Большую часть времени он плыл по течению, не признавая ничего, не ища ничего, довольный тем, что ничему не принадлежит. Но потом его стали одолевать мысли: не всегда же он плыл? Он должен быть, должен существовать. Кто-то где-то когда-то помнил его.
И тогда он просыпался в новом месте.
Например, в безликом гостиничном номере высоко над городом. Там был холодильник, забитый продуктами, поэтому он остался там на какое-то время, любуясь видом, ожидая более ясных воспоминаний… Пока не набежали служащие и не принялись восклицать и суетиться. Появилась большая миска с фруктами, и его тело чуть не вскрикнуло при виде нее. Он помнил фрукты у себя в руках, их вкус.
Но потом примчались гости отеля. Какая-то деловая тетка кричала в телефон, а ее муж бросился наливать напитки. Он выскользнул за дверь незамеченным, пока в номер вкатывали их дорогущий багаж.
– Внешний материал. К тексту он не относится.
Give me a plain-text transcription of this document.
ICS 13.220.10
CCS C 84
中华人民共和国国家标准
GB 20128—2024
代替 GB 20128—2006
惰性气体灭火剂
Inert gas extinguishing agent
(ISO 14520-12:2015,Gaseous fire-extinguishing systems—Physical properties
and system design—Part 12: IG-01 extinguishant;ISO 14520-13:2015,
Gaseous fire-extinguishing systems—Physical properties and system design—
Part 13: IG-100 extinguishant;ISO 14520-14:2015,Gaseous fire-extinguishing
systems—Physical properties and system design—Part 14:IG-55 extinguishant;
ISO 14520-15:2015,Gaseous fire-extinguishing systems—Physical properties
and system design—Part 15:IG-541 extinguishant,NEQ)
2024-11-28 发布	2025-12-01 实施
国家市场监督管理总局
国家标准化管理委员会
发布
В другой раз он проснулся в потрескавшемся кожаном кресле на чердаке. Ему казалось, что он спал там с кем-то: кожа к коже, долгие объятия. Были ли это его воспоминания или рассказанные кем-то истории? Какие-то прежние желания, которые его больше не волновали?
Пока он там сидел, по складной лестнице поднялась девушка его возраста, немного похожая на гота. Она долго сидела в кресле, уставившись в стену. Не та девушка, которую он целовал когда-то, но очень похожая, возможно, ее близнец. Она уронила лицо в ладони. Просила прощения, не у него, но у кого-то, чье имя растаяло, едва сорвавшись с ее губ.
Затем был еще один дом и комната, которая, если верить памяти, принадлежала ему, не считая вороха кружев и ситца. Он бродил по холодному, опустевшему на время каникул дому, спустился по лестнице и в растерянности постоял в коридоре. Все было прибрано, фотографии на стенах висели аккуратными рядами. Но в душе он помнил бурю, навсегда сорванные с привычных мест вещи…
Затем старое здание театра в Верхах, огороженное развевающейся полицейской лентой. Его дрожащее тело стояло на заваленном мусором тротуаре. Еще одна его бывшая комната, перевернутая вверх дном. Стальные двери и окна, забаррикадированные лестницы, тошнотворное воспоминание о людях, которые убегают, страдают, исчезают из его жизни. И когда он вышел из здания – весь потный, несмотря на холод, – со всех сторон на него обрушилась пустота. Пустая стоянка для подержанных автомобилей через пустую улицу. Он не должен стоять здесь, под этим окном. Он не должен быть здесь…
«Все в порядке, – сказал он себе. – Я больше не там». Он заставил себя глубоко вдохнуть сосновый воздух.
Он продвигался по побережью на автобусах, в автофургонах, в пикапах и на легковушках. Возможно, он даже немного проехал на внедорожнике, который обнаружил, околачиваясь возле круглосуточного магазинчика, – он помнил, как трудно было заставлять себя не сворачивать с дороги. Проще было прятаться в чужих машинах и позволить им везти себя на север.
Теперь тропа извивалась между стройными и редкими бледно-серыми секвойями, похожими на призраков. А он все еще воевал с собой. Он пришел сюда, в это знакомое место, чтобы воссоединиться с миром? Или раствориться навсегда?